Yeah video kind of sucked, early Youtube performance a good example in that as it would bring my G4 Mini to it's knees! But for everything else it was such a visionary idea that we have lost.

On a tangent.

This is something that I feel a lot of modern technology has forgotten. That vision of not just new tech but tech that is enabling to even those that have no interest on the base technology. Flash had that vision, not just of creation but the ease in which it could be spread. Hypercard had that vision. Heck BASIC had that vision. As Steve Jobs always pushed in the early 80's, the computer is a cycle for the mind. Nowadays at times it can feel like the sedation of the mind.

Everytime I see here on HN another link about thing Ruby, GCC, CLANG, some JS framework, Tensor... something - I get it, in those fields it is all very cool and useful. But it is also very much for those that work in the weeds. Great for those that do that, but it also feels so lacking of that "Wow!" factor that I think brought a lot of us into this field. I hope we rediscover that one day and soon.

About a decade ago I worked with someone who was on the early Flash team.

One of the tradeoffs of the time was that they had to work very hard to both crunch the binary size down for Flash itself, as well as Flash files, because people everywhere were extremely bandwidth-limited - when dialup was the most common method for connecting to the internet and not even 56k was necessarily ubiquitous at that. And of course, compiler technology hadn't come as far as it has nowadays.

The weight of all the decisions that made Flash able to succeed eventually worked against it, but for its time, it was an extremely good implementation that made the web as a whole more interactive.

I'm happy it's been superseded, but I think that it was the right product for its time.

I think was flash did well was its neat component based framework. It was easy to understand, easy to modify and build your own set of controls on top of it. The runtime engine sucked. It was too slow and therefor power demanding. But the framework itself was much better than todays android , react and others.
That performance was so heavily tied to screen resolution was funny to see. It could crunch a reasonable amount of vector information, but the rasterisation would burn through processor cycles.

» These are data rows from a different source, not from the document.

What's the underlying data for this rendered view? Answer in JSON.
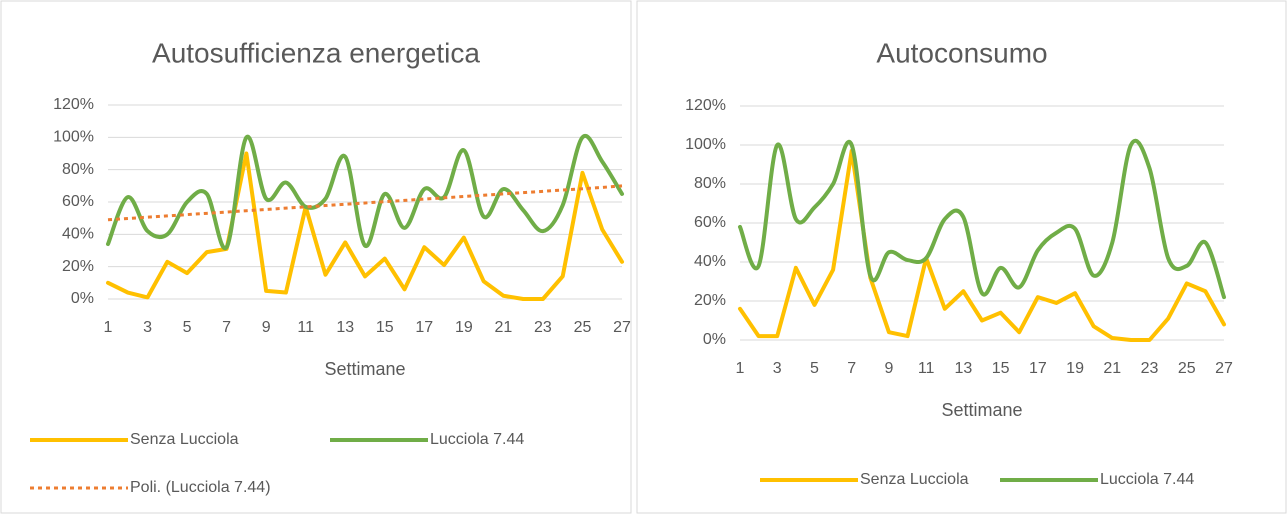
{
  "chart_data": [
    {
      "type": "line",
      "title": "Autosufficienza energetica",
      "x_label": "Settimane",
      "categories": [
        "1",
        null,
        "3",
        null,
        "5",
        null,
        "7",
        null,
        "9",
        null,
        "11",
        null,
        "13",
        null,
        "15",
        null,
        "17",
        null,
        "19",
        null,
        "21",
        null,
        "23",
        null,
        "25",
        null,
        "27"
      ],
      "ylim": [
        0,
        120
      ],
      "yticks": [
        {
          "value": 0,
          "label": "0%"
        },
        {
          "value": 20,
          "label": "20%"
        },
        {
          "value": 40,
          "label": "40%"
        },
        {
          "value": 60,
          "label": "60%"
        },
        {
          "value": 80,
          "label": "80%"
        },
        {
          "value": 100,
          "label": "100%"
        },
        {
          "value": 120,
          "label": "120%"
        }
      ],
      "grid": true,
      "series": [
        {
          "name": "Senza Lucciola",
          "color": "#ffc000",
          "smooth": false,
          "values": [
            10,
            4,
            1,
            23,
            16,
            29,
            31,
            90,
            5,
            4,
            57,
            15,
            35,
            14,
            25,
            6,
            32,
            21,
            38,
            11,
            2,
            0,
            0,
            14,
            78,
            43,
            23
          ]
        },
        {
          "name": "Lucciola 7.44",
          "color": "#70ad47",
          "smooth": true,
          "values": [
            34,
            63,
            42,
            40,
            60,
            65,
            32,
            100,
            62,
            72,
            57,
            62,
            88,
            33,
            65,
            44,
            68,
            63,
            92,
            51,
            68,
            55,
            42,
            58,
            100,
            85,
            65
          ]
        },
        {
          "name": "Poli. (Lucciola 7.44)",
          "color": "#ed7d31",
          "dashed": true,
          "smooth": false,
          "values": [
            49,
            49.8,
            50.6,
            51.4,
            52.2,
            53,
            53.8,
            54.6,
            55.4,
            56.2,
            57,
            57.8,
            58.6,
            59.4,
            60.2,
            61,
            61.8,
            62.6,
            63.4,
            64.2,
            65,
            65.8,
            66.6,
            67.4,
            68.2,
            69,
            70
          ]
        }
      ]
    },
    {
      "type": "line",
      "title": "Autoconsumo",
      "x_label": "Settimane",
      "categories": [
        "1",
        null,
        "3",
        null,
        "5",
        null,
        "7",
        null,
        "9",
        null,
        "11",
        null,
        "13",
        null,
        "15",
        null,
        "17",
        null,
        "19",
        null,
        "21",
        null,
        "23",
        null,
        "25",
        null,
        "27"
      ],
      "ylim": [
        0,
        120
      ],
      "yticks": [
        {
          "value": 0,
          "label": "0%"
        },
        {
          "value": 20,
          "label": "20%"
        },
        {
          "value": 40,
          "label": "40%"
        },
        {
          "value": 60,
          "label": "60%"
        },
        {
          "value": 80,
          "label": "80%"
        },
        {
          "value": 100,
          "label": "100%"
        },
        {
          "value": 120,
          "label": "120%"
        }
      ],
      "grid": true,
      "series": [
        {
          "name": "Senza Lucciola",
          "color": "#ffc000",
          "smooth": false,
          "values": [
            16,
            2,
            2,
            37,
            18,
            36,
            97,
            32,
            4,
            2,
            42,
            16,
            25,
            10,
            14,
            4,
            22,
            19,
            24,
            7,
            1,
            0,
            0,
            11,
            29,
            25,
            8
          ]
        },
        {
          "name": "Lucciola 7.44",
          "color": "#70ad47",
          "smooth": true,
          "values": [
            58,
            38,
            100,
            62,
            68,
            80,
            100,
            33,
            45,
            41,
            42,
            62,
            63,
            24,
            37,
            27,
            46,
            55,
            57,
            33,
            50,
            100,
            88,
            42,
            38,
            50,
            22
          ]
        }
      ]
    }
  ]
}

There were some projects when I was running on a G3 iMac where I would drop the render screen down really small to see how it would perform on a more powerful machine. It felt like if they even managed to get decent GPU acceleration possible then they could have solved a lot of these issues.

I'm not offering an assessment of the overall sentiment, but it's been a very long time since I've had to think twice about browser interoperability, and it would be an exceedingly rare occurrence for a browser update to cause me any problem.
That is fair. Credit to the Chrome and Firefox teams that this is becoming less an issue over the last few years.
As opposed to TCL, which was a terrible idea done brilliantly!
Flash really was that easy for so many people. Why isn’t there a true replacement?
It is a funny thing. This was during the big push for everything Smart phones, apps and viable streaming changing tastes and the domination of social media. That combo simply knocked it off its pedestal in no time.

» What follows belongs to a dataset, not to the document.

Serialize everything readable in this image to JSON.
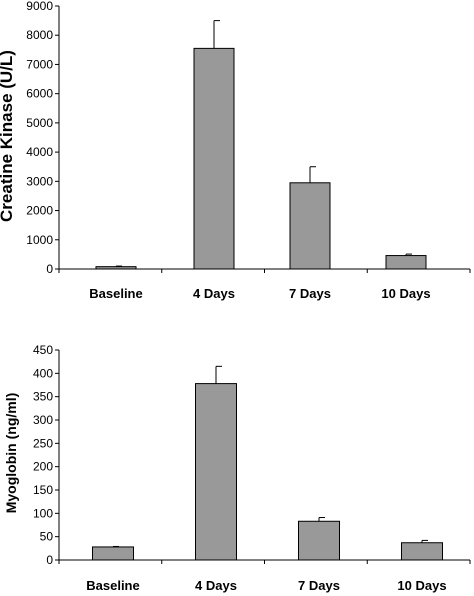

The technical legacy of Flash made it a poor fit for touch screens. Apps filled that void with astounding speed.

This part is just a vague opinion I am riffing with - With mass available video, a ocean of video content may have changed tastes enough that the demand for interactive content diminished somewhat. Social media also killed of the dedicated website for a lot of places that used this technology and thus the demand for this stuff.

Once Google via Chrome closed the Flash hole, I do wonder if they will ever let anyone else to try and get in on that space? Time will tell.

I mean what’s missing here is a 2D game maker / interactive app maker that anyone can use and trivially deploy to the web, no?
Same question. Why you bury -kill- a thing without a true replacement?
Its true.

Unity kind of took its place in the game space.

Web pages - nothing. They're all using some boring non visual JS library.

I feel like WebAssembly fits that description, in both the good and bad ways.